There are “online channels” like live chat and social media, and “offline channels” like phone calls and in-store visits that all could potentially make up your omnichannel customer journey.

So, how can you meet customer expectations across all these channels and stay organized? How can you make sure that every touchpoint is synced up, so that even an agent who’s never spoken to a customer before can still see their history with you?

I’ll show you how in this guide.

What makes a true omnichannel customer experience?

An omnichannel customer experience is one where a customer can contact a business through different channels and still receive a consistently excellent experience.

For example, say a customer bought a shirt from a clothing store’s website, found out it had a rip in it, and wants to return it for a refund. They sent an email to ask about this, but didn’t receive a reply.

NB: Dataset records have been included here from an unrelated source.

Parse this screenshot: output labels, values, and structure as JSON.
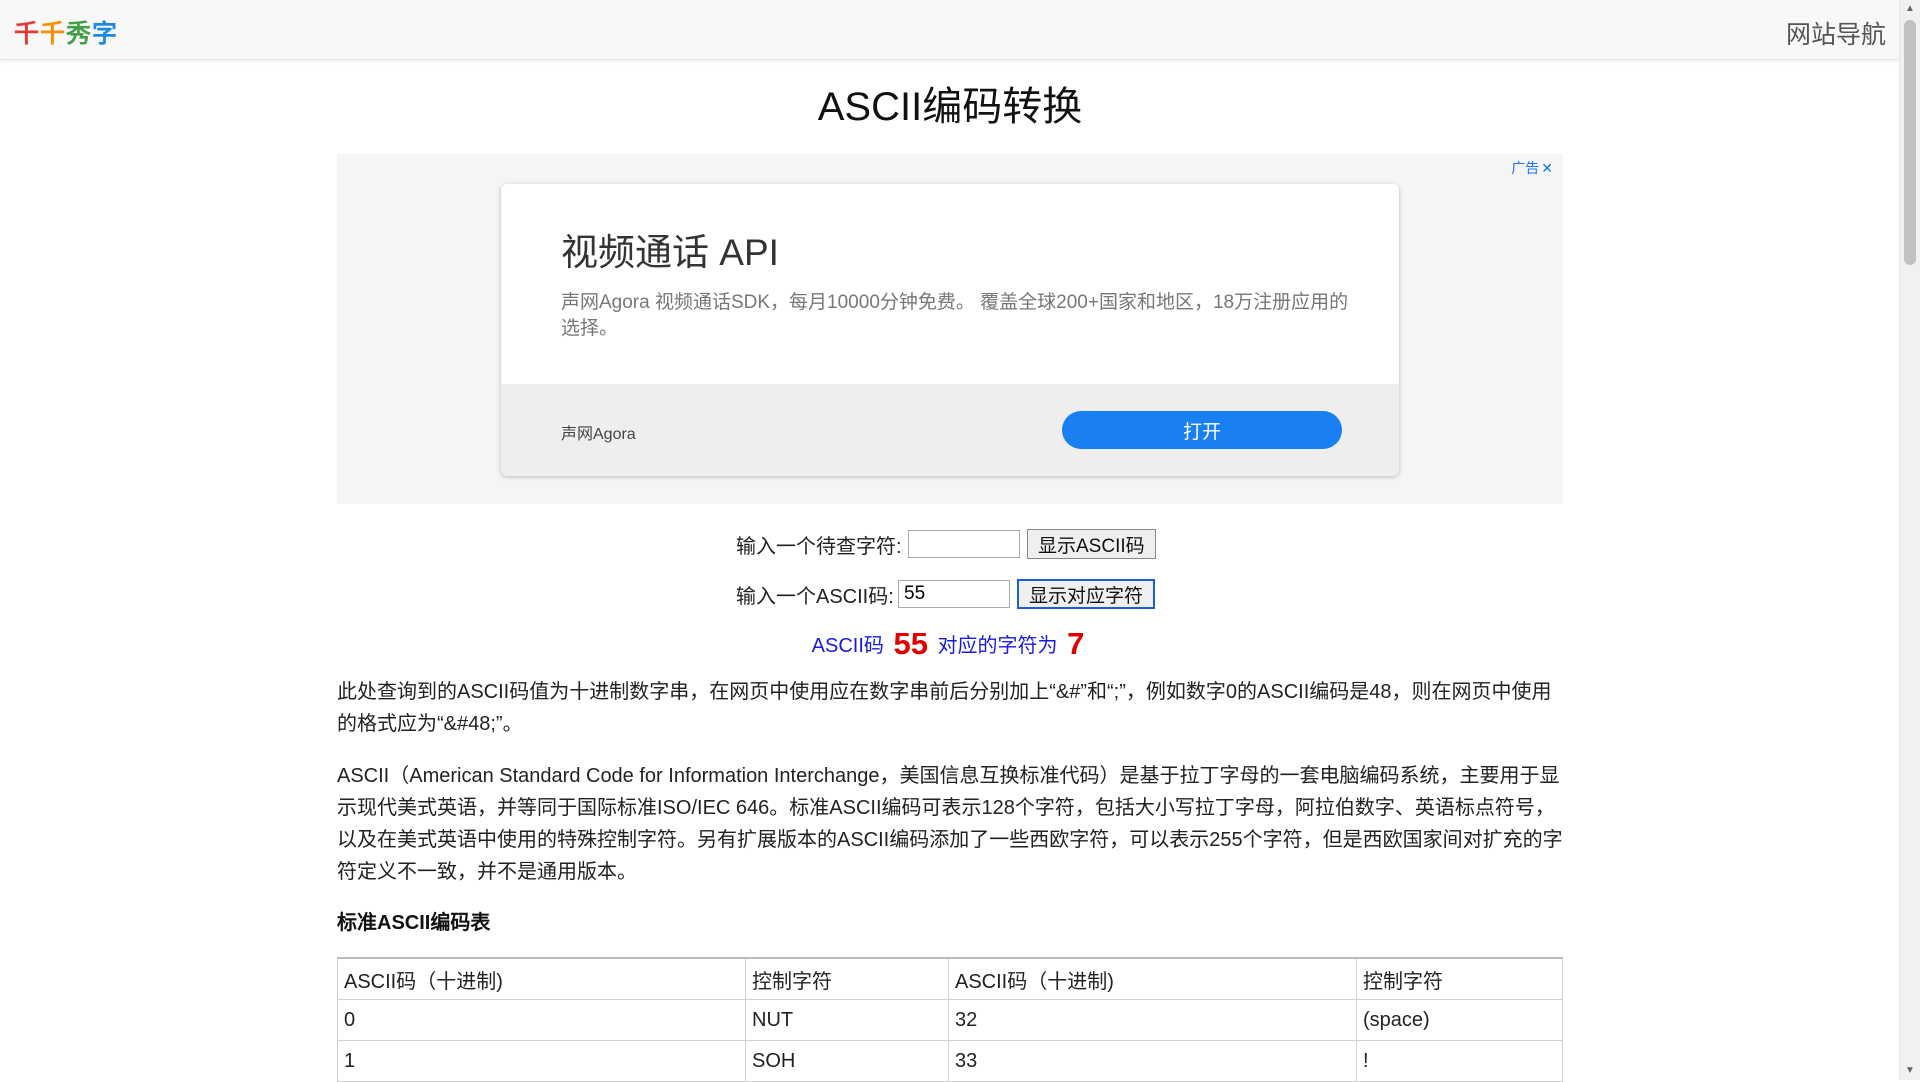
{
  "header": {
    "logo": [
      {
        "char": "千",
        "color": "#e53935"
      },
      {
        "char": "千",
        "color": "#fb8c00"
      },
      {
        "char": "秀",
        "color": "#43a047"
      },
      {
        "char": "字",
        "color": "#1e88e5"
      }
    ],
    "nav_label": "网站导航"
  },
  "page": {
    "title": "ASCII编码转换"
  },
  "ad": {
    "marker": "广告",
    "close": "✕",
    "headline": "视频通话 API",
    "description": "声网Agora 视频通话SDK，每月10000分钟免费。 覆盖全球200+国家和地区，18万注册应用的选择。",
    "brand": "声网Agora",
    "cta": "打开"
  },
  "form": {
    "char_label": "输入一个待查字符:",
    "char_value": "",
    "char_button": "显示ASCII码",
    "code_label": "输入一个ASCII码:",
    "code_value": "55",
    "code_button": "显示对应字符"
  },
  "result": {
    "prefix": "ASCII码",
    "code": "55",
    "middle": "对应的字符为",
    "char": "7"
  },
  "content": {
    "para1": "此处查询到的ASCII码值为十进制数字串，在网页中使用应在数字串前后分别加上“&#”和“;”，例如数字0的ASCII编码是48，则在网页中使用的格式应为“&#48;”。",
    "para2": "ASCII（American Standard Code for Information Interchange，美国信息互换标准代码）是基于拉丁字母的一套电脑编码系统，主要用于显示现代美式英语，并等同于国际标准ISO/IEC 646。标准ASCII编码可表示128个字符，包括大小写拉丁字母，阿拉伯数字、英语标点符号，以及在美式英语中使用的特殊控制字符。另有扩展版本的ASCII编码添加了一些西欧字符，可以表示255个字符，但是西欧国家间对扩充的字符定义不一致，并不是通用版本。",
    "table_heading": "标准ASCII编码表"
  },
  "table": {
    "headers": [
      "ASCII码（十进制)",
      "控制字符",
      "ASCII码（十进制)",
      "控制字符"
    ],
    "rows": [
      [
        "0",
        "NUT",
        "32",
        "(space)"
      ],
      [
        "1",
        "SOH",
        "33",
        "!"
      ]
    ]
  }
}
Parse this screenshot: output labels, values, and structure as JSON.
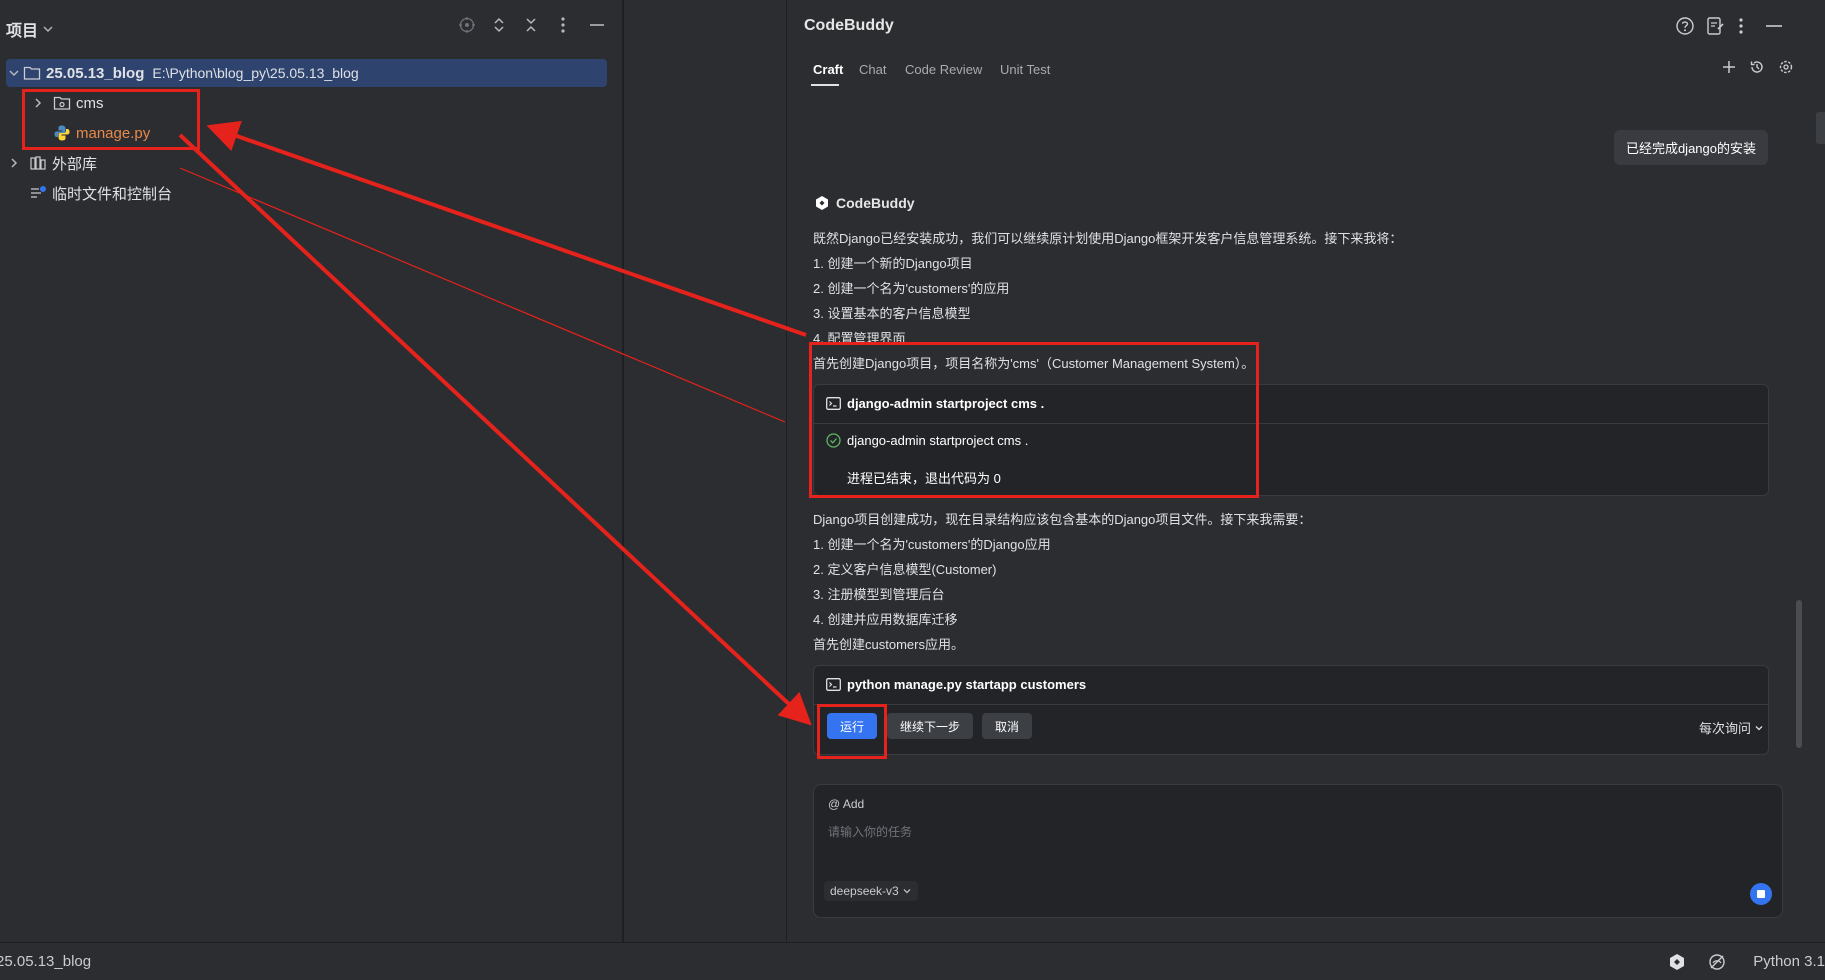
{
  "project_panel": {
    "title": "项目",
    "tree": {
      "root": {
        "name": "25.05.13_blog",
        "path": "E:\\Python\\blog_py\\25.05.13_blog"
      },
      "children": [
        {
          "label": "cms"
        },
        {
          "label": "manage.py"
        }
      ],
      "external_libs": "外部库",
      "scratches": "临时文件和控制台"
    }
  },
  "codebuddy": {
    "title": "CodeBuddy",
    "tabs": [
      "Craft",
      "Chat",
      "Code Review",
      "Unit Test"
    ],
    "user_message": "已经完成django的安装",
    "assistant_label": "CodeBuddy",
    "reply1": [
      "既然Django已经安装成功，我们可以继续原计划使用Django框架开发客户信息管理系统。接下来我将：",
      "1. 创建一个新的Django项目",
      "2. 创建一个名为'customers'的应用",
      "3. 设置基本的客户信息模型",
      "4. 配置管理界面",
      "首先创建Django项目，项目名称为'cms'（Customer Management System）。"
    ],
    "cmd1": {
      "command": "django-admin startproject cms .",
      "done_command": "django-admin startproject cms .",
      "result": "进程已结束，退出代码为 0"
    },
    "reply2": [
      "Django项目创建成功，现在目录结构应该包含基本的Django项目文件。接下来我需要：",
      "1. 创建一个名为'customers'的Django应用",
      "2. 定义客户信息模型(Customer)",
      "3. 注册模型到管理后台",
      "4. 创建并应用数据库迁移",
      "首先创建customers应用。"
    ],
    "cmd2": {
      "command": "python manage.py startapp customers",
      "run": "运行",
      "continue": "继续下一步",
      "cancel": "取消",
      "ask_mode": "每次询问"
    },
    "input": {
      "at_add": "@ Add",
      "placeholder": "请输入你的任务",
      "model": "deepseek-v3"
    }
  },
  "status_bar": {
    "path": "25.05.13_blog",
    "python": "Python 3.1"
  },
  "colors": {
    "accent_blue": "#3574f0",
    "annotation_red": "#e5221b",
    "selection": "#2e436e",
    "success_green": "#5fb865"
  }
}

They tried to live chat on the website next—and the agent was able to see that customer’s purchase history and past email that got missed by the email agents. The agent processed the refund, and the customer got an SMS and email confirmation. All’s well that ends well.

With an omnichannel approach, everything flows naturally.

Quick note on omnichannel vs. multichannel customer experiences:

Often, the terms omnichannel and multichannel are used interchangeably, but they’re different things. An omnichannel customer experience is the better option because it centralizes customer conversations across different channels, meaning an agent who’s handling a company’s social media messages can see a customer’s past conversations on the phone or live chat as well.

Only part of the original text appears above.